Eu vejo boas iniciativas. Mas elas são poucas. E quando vão adiante na forma de leis, elas sofrem na sua execução pelo poder público. Ou levam anos, muito mais anos do que deveriam levar, para serem aprovadas.
O projeto de lei que proíbe a utilização de animais em circos é fruto de mais de uma década de luta. Faz 4 anos, 4 anos deputados, que eu fui à Brasília portando 100 mil assinaturas que pediam o fim do uso de animais em circos. Foi na votação da comissão de educação e cultura. Com pressão de ambos os lados, saímos vitoriosos. O PL foi aprovado por unanimidade nessa que seria a última comissão a ser votada, e também a mais crítica. Faltaria agora apenas a votação no Plenário da Câmara. Enquanto o Congresso Nacional se ocupava nesses últimos 4 anos em aprovar a famigerada Lei Arouca que legitima a experimentação animal em todo o território nacional, a qual também combatemos por meio de protestos em diversas cidades, coleta de assinaturas, visitas à Brasília, enquanto o Congresso Nacional se ocupou em estuprar o então Código Florestal em nome do agronegócio, que agora deveria ser mais apropriadamente chamado de “Código Ruralista”, enquanto se ocupou de tirar mais alguns dos direitos dos povos indígenas, entre tantas outras barbaridades, continuamos esperando para que o projeto de lei que proíbe o uso de animais em circos seja colocado em votação no Plenário da Câmara dos Deputados. Não há mais discussão a ser feita, e o lobby da indústria dos circos não é forte. Estivemos em Brasília em 04 de outubro do ano passado por ocasião do lançamento da Frente Parlamentar dos Direitos Animais, promovida pelo senhor deputado, onde o Presidente da Câmara, Marco Maia, nos garantiu que colocaria o PL em pauta o quanto antes. Já se passaram 14 meses. Enquanto isso, os animais em circos, que têm a demonstrada solidariedade da população, que tem o documentado repúdio dos deputados que participaram das comissões no Congresso Nacional, que têm anos de história de luta das entidades de defesa animal, esses animais continuam sendo explorados diariamente, vivendo vidas escravas e miseráveis, tendo como aliados práticos apenas a sua insanidade, que é o que resta a eles como mais próximo de uma fuga da sua condição de quase vida. Mesmo com todo o apoio da sociedade, ainda falta um voto para acabar com a sua miséria. Mesmo com tantos compromissos assumidos em Brasília, ainda falta um voto. Depois de uma década lutando e conquistando outros votos, há 4 anos nós, eles, esperam por esse voto.

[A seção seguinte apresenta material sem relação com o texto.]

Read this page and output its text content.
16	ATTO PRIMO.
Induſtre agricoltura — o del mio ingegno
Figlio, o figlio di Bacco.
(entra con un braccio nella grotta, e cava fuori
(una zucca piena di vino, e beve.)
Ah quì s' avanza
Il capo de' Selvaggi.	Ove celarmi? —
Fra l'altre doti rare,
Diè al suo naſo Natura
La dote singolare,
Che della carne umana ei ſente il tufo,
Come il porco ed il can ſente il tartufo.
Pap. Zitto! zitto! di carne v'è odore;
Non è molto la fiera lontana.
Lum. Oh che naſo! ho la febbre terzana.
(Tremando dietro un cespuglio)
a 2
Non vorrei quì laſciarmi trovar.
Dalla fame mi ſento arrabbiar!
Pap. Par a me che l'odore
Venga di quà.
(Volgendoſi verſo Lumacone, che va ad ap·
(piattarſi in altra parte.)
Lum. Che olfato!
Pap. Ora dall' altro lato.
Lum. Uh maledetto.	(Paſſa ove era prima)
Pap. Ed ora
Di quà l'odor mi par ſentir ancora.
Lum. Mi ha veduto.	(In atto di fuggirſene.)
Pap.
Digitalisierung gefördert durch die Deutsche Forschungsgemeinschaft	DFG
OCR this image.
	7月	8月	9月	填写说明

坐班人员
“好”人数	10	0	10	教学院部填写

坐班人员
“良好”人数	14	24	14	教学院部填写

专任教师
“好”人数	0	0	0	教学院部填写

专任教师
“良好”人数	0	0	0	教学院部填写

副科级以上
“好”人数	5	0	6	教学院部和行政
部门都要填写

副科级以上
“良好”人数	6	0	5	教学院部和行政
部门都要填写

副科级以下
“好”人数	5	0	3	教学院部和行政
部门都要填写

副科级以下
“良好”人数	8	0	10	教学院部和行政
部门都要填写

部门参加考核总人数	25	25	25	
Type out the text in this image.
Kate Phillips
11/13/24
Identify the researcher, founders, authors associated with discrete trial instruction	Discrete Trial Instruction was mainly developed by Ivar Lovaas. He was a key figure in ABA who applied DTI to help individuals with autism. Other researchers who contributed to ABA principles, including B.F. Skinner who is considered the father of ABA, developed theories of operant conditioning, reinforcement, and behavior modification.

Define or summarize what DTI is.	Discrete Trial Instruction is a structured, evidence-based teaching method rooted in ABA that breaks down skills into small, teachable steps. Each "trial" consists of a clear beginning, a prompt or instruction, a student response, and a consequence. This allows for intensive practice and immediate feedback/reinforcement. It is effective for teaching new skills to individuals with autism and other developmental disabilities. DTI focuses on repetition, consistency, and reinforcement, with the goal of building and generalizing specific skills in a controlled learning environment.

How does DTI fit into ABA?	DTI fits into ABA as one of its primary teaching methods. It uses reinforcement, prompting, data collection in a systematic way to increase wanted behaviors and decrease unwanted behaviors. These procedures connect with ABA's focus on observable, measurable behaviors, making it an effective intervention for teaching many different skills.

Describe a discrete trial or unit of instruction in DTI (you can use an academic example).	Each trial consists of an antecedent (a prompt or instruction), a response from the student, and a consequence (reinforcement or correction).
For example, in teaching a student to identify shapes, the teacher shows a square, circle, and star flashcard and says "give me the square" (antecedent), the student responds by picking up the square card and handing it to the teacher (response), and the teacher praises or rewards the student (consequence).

Onde é que tanto erramos para que uma situação como essa seja passivamente aceita como “parte” do processo político?
No ano passado, por duas vezes, fomos surpreendidos com a inclusão na ordem do dia do PL que busca descriminalizar os maus-tratos cometidos contra animais domésticos. Ás pressas, e com os poucos recursos e parcerias de que o movimento dispõe, conseguimos fazer com que essa votação fosse retirada da ordem do dia. A única proteção legal de que os animais domésticos dispõem, no artigo 32 da Lei 9.605, e que afeta indústrias como a dos rodeios e outras atividades bárbaras que não têm mais lugar no século XXI, essa proteção é ameaçada a cada dia que amanhece. Tendo vivido o surpresa da inclusão desse PL na ordem do dia e a tomada de providências que forma necessárias, mais de um ano depois, não passa um dia sem que eu me preocupe com a possibilidade dessa surpresa poder acontecer novamente naquele dia.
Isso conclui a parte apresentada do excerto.